Sammlung der Entscheidungen des Schweizerischen Bundesgerichts
Collection des arrêts du Tribunal fédéral suisse
Raccolta delle decisioni del Tribunale federale svizzero

BGE 118 IA 241



118 Ia 241

34. Auszug aus dem Urteil der II. Zivilabteilung vom 7. Juli 1992 i.S. M.
gegen M.-G. und Bezirksgerichtsausschuss X. (staatsrechtliche Beschwerde)
Regeste

    Art. 4 BV, überspitzter Formalismus, Nichteinhaltung der
Rechtsmittelfrist.

    Einer kantonalen gerichtlichen Behörde ist überspitzter Formalismus
vorzuwerfen, wenn sie eine Beschwerde, die rechtzeitig bei ihrem
Vizepräsidenten eingereicht worden ist, als verspätet betrachtet, weil
sie nicht mehr innert Frist an die zuständige Behörde weitergeleitet
werden konnte.

Sachverhalt

    A.- Am 29. April 1991 erliess der Präsident des Bezirksgerichts
X. gestützt auf das Gesuch von Beatrice M.-G. um Erlass vorsorglicher
Massnahmen im Sinne von Art. 145 ZGB eine Verfügung, in welcher er Franco
M. u.a. verpflichtete, während der Dauer des Scheidungsverfahrens an den
Unterhalt seiner Ehefrau und seiner beiden Kinder monatlich Fr. 2'000.-- zu
bezahlen. In diesem Verfahren hatte sich Franco M. nicht vernehmen lassen.

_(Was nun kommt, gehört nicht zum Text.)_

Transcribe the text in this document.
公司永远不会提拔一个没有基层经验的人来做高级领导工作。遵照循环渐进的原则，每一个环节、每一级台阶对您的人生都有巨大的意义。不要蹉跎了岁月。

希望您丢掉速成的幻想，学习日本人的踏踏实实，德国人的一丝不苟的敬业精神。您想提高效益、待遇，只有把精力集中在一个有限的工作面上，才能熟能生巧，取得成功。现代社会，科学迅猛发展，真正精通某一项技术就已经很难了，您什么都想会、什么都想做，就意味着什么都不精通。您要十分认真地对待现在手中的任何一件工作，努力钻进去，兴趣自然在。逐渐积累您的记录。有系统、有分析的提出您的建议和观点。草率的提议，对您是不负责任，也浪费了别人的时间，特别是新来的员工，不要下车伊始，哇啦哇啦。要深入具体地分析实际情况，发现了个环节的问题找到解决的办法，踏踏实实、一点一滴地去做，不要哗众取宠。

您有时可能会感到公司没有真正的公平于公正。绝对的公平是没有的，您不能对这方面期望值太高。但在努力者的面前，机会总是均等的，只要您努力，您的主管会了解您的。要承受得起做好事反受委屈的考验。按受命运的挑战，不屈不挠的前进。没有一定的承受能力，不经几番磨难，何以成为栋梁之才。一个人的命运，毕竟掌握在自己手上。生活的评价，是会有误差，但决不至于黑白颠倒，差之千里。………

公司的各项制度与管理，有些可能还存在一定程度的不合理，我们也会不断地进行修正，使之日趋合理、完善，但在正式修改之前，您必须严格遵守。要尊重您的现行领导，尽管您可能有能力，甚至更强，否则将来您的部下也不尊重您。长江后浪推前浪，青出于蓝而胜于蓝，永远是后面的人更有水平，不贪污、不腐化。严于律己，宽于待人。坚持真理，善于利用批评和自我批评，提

    Mit Eingabe vom 24. Juni 1991 ersuchte Franco M. um Herabsetzung
der Unterhaltsbeiträge für seine Familie auf höchstens Fr. 1'000.--
bis Fr. 1'200.-- monatlich mit der Begründung, er sei überschuldet
und folglich zu Mehrleistungen nicht in der Lage. Der Präsident des
Bezirksgerichts X. wies das Abänderungsgesuch von Franco M. mit Verfügung
vom 10. September 1991 ab. Diese Verfügung blieb unangefochten.

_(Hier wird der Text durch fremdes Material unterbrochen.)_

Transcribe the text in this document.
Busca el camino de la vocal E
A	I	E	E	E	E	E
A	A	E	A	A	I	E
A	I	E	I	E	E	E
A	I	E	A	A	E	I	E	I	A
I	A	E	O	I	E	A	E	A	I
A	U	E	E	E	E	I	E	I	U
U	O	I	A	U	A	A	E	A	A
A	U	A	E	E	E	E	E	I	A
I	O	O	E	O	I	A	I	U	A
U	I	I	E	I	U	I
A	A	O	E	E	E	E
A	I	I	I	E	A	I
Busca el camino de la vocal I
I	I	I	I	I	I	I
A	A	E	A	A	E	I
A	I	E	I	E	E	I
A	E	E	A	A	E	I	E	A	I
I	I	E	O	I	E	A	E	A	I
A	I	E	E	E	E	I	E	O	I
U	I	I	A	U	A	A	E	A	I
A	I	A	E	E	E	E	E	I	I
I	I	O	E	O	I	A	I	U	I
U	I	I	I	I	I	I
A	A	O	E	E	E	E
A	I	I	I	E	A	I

    Am 1. Oktober 1991 ersuchte Beatrice M.-G. das Bezirksgerichtspräsidium
X., den Arbeitgeber ihres Ehemannes anzuweisen, von dessen Lohn
Fr. 2'000.-- abzuziehen und ihr direkt zu überweisen. Diesem Gesuch wurde
mit Verfügung vom 11. Oktober 1991 entsprochen.

    B.- Mit Schreiben vom 31. Oktober 1991 beantragte Franco M. dem
Bezirksgerichtspräsidium, die Abänderungsverfügung vom 11. Oktober 1991
aufzuheben und die Anweisung an seinen Arbeitgeber auf maximal Fr. 1'660.--
pro Monat zu beschränken. Er verwies darauf, dass er die Beschwerdefrist
gemäss Art. 237 der Zivilprozessordnung des Kantons Graubünden (ZPO)
eingehalten habe, und ersuchte den Bezirksgerichtspräsidenten für den Fall,
dass dieser als für die Anordnung vorsorglicher Massnahmen zuständiger
Richter dem Abänderungsantrag nicht stattgeben wollte, das vorliegende
Schreiben im Sinne einer Beschwerde an den Bezirksgerichtsausschuss
weiterzuleiten.

    Der Bezirksgerichtsausschuss X. nahm zwar die Eingabe von Franco
M. vom 31. Oktober 1991 als Beschwerde entgegen, trat auf diese aber
wegen Verspätung mit Entscheid vom 31. Januar 1992 nicht ein.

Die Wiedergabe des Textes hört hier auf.